Betrachtet man die Europakarte, so ist das Inntal ein kleiner Fleck, den die meisten gar nicht wahrnehmen. Egal, wie und wo die Strecke gebaut wird, sie wird kommen. Die Empörung, die Wut der Betroffenen ist groß, was durchaus verständlich ist. Aber mal ganz ehrlich: Hat es die jetzt Betroffenen empört und auf die Barrikaden getrieben, als der Münchener Flughafen im Erdinger Moos oder die Brennerautobahn gebaut wurde? Ich glaube kaum. Egal, wir alle tragen mehr oder weniger dazu bei, dass solche Baumaßnahmen nötig werden. Es liegt an der Lust etwas zu verbrauchen. Nicht nur was zum Überleben und zum Leben wichtig ist, sondern auch die schönen Sachen, die einem das Leben angenehm erscheinen lässt. Alle zwei Jahre ein neues Smartphone, ein neuer, aber bitte größerer Fernseher oder eine Küchenarbeitsplatte aus China: Dies sind nur wenige Beispiele. Aber zurück zu den jetzt Betroffenen.
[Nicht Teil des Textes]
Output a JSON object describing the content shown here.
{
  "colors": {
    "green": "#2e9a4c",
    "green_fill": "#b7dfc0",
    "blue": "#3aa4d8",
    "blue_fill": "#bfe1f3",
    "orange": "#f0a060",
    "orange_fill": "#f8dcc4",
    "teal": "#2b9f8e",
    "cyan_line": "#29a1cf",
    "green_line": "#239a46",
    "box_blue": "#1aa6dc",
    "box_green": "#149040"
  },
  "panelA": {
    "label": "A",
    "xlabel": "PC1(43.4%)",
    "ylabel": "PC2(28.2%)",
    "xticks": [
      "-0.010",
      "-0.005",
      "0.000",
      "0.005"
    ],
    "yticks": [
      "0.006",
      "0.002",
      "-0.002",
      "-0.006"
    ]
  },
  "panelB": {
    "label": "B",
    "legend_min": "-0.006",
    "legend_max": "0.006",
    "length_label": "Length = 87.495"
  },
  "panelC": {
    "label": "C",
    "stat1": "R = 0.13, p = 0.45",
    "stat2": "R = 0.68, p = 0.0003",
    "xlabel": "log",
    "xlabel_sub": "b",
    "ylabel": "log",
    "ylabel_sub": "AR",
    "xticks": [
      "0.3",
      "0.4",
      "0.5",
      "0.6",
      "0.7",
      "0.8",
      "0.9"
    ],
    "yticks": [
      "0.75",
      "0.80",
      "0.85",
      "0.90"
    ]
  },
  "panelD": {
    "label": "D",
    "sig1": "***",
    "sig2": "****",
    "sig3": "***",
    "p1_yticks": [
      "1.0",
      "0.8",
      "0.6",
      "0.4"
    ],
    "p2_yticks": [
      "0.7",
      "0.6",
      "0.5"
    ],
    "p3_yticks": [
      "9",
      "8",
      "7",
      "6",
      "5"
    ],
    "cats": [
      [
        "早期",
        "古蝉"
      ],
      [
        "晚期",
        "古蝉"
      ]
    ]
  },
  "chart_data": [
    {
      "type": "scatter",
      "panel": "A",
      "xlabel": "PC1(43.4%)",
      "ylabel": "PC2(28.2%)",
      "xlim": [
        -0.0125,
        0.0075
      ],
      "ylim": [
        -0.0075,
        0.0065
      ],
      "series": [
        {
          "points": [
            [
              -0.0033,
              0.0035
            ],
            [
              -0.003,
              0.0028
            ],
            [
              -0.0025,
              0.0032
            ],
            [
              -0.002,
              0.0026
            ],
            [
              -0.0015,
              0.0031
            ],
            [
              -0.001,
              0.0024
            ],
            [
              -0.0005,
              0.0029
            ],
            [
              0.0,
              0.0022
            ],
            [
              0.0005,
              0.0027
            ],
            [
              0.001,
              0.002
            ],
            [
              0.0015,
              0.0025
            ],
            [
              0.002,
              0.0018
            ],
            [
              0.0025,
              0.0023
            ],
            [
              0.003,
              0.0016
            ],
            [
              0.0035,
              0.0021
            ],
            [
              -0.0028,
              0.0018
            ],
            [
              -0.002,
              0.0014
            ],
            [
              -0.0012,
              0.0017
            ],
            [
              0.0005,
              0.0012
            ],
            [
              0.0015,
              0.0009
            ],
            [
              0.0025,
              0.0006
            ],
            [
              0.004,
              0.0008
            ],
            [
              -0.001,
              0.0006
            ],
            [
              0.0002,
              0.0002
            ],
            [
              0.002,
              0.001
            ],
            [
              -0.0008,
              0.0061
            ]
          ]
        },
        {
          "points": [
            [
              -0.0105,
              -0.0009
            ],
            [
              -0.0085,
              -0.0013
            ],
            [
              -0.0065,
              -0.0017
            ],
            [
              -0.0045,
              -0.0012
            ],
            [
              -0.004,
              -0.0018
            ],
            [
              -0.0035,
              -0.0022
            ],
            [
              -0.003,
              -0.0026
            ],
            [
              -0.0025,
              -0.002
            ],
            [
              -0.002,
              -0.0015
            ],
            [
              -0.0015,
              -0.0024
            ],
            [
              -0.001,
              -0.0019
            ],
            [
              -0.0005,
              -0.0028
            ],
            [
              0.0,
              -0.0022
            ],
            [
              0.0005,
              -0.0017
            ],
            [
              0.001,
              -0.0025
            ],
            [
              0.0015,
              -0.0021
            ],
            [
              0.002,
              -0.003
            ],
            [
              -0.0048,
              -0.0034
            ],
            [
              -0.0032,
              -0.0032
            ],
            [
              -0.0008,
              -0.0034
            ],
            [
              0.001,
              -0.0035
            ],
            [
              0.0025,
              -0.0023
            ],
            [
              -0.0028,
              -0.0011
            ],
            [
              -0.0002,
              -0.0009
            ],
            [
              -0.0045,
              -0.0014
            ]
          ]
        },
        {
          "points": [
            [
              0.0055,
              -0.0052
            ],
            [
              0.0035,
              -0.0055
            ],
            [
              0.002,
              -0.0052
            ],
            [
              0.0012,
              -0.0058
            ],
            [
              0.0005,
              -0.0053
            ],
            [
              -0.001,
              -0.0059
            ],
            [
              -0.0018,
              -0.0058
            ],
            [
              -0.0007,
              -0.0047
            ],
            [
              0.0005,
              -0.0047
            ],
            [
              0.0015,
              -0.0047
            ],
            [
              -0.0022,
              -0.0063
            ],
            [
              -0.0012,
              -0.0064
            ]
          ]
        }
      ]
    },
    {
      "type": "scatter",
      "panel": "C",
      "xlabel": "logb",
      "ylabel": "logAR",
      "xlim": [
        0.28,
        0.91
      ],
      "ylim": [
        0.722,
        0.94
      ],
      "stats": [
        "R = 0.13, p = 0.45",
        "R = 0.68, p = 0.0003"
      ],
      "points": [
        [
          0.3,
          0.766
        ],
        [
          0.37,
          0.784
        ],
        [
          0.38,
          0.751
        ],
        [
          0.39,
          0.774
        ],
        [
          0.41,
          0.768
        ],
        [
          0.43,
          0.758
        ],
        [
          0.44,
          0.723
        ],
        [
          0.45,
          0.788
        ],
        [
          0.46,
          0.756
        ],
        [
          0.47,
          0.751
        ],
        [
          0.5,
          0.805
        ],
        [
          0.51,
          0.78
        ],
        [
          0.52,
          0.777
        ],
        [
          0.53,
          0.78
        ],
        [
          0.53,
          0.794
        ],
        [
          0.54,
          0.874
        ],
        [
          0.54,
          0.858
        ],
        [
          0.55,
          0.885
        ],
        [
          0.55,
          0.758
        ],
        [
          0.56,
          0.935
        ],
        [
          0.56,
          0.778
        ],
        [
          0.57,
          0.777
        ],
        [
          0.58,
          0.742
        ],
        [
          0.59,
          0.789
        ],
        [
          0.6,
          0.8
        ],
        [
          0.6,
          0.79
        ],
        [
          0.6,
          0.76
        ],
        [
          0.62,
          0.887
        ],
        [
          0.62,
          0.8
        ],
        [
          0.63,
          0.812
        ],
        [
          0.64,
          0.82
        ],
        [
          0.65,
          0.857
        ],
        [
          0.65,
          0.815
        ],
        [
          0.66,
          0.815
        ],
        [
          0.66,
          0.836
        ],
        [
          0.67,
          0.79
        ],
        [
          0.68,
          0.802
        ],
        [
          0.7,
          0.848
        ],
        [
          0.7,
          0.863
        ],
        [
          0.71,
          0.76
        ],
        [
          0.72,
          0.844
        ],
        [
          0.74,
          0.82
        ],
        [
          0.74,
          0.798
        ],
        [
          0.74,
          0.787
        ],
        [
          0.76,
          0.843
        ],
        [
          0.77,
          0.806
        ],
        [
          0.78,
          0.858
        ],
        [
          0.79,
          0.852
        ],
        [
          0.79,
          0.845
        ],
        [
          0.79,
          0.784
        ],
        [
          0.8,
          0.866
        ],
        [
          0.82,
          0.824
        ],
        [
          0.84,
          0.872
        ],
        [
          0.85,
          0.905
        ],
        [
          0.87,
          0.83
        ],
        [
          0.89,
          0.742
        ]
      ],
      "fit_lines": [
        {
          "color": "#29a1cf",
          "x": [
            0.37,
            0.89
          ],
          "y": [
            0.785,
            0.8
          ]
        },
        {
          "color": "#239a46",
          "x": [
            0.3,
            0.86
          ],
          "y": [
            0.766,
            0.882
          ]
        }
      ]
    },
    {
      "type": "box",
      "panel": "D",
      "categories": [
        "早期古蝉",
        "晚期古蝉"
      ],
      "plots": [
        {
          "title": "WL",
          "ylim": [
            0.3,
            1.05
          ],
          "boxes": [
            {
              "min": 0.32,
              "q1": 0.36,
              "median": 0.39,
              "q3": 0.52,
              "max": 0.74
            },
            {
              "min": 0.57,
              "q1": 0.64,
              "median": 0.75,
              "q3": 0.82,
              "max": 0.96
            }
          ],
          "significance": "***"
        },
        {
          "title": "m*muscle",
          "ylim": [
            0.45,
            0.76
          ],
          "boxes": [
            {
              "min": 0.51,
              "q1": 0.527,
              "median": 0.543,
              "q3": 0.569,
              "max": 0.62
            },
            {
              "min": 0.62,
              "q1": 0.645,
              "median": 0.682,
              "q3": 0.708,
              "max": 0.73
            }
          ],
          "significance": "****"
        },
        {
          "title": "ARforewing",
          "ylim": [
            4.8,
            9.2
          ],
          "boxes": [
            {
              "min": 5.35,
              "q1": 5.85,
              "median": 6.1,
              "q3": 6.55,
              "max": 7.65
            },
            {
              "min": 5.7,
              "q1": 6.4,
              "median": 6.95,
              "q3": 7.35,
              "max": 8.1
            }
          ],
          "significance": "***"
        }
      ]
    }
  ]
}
Viele der Betroffenen sind bestimmt schon vom Münchener Flughafen in den Urlaub geflogen oder über die Brennerautobahn in den Urlaub gefahren. Dabei macht sich auch keiner Gedanken oder hat dabei ein schlechtes Gewissen, welche Auswirkung dieses Tun für die jeweilige Region hat. Ich bin kein Globalisierungsgegner. Schon immer haben Menschen Handel betrieben und dies über weite Strecken. Mich erschreckt nur der allzu oft gedankenlose ungebremste Konsumwahn unserer auf Wachstum ausgerichteten Gesellschaft, der solch riesige Baumaßnahmen hervorruft. Dieses Streben nach mehr Gewinn, Wohlstand, Ablenkung und Spaß sind leider die Auslöser, dass Lebensräume gestört und zerstört werden. Das sollte uns allen bewusst sein: die Achtsamkeit und der Umgang mit unserer Region, unserer Natur.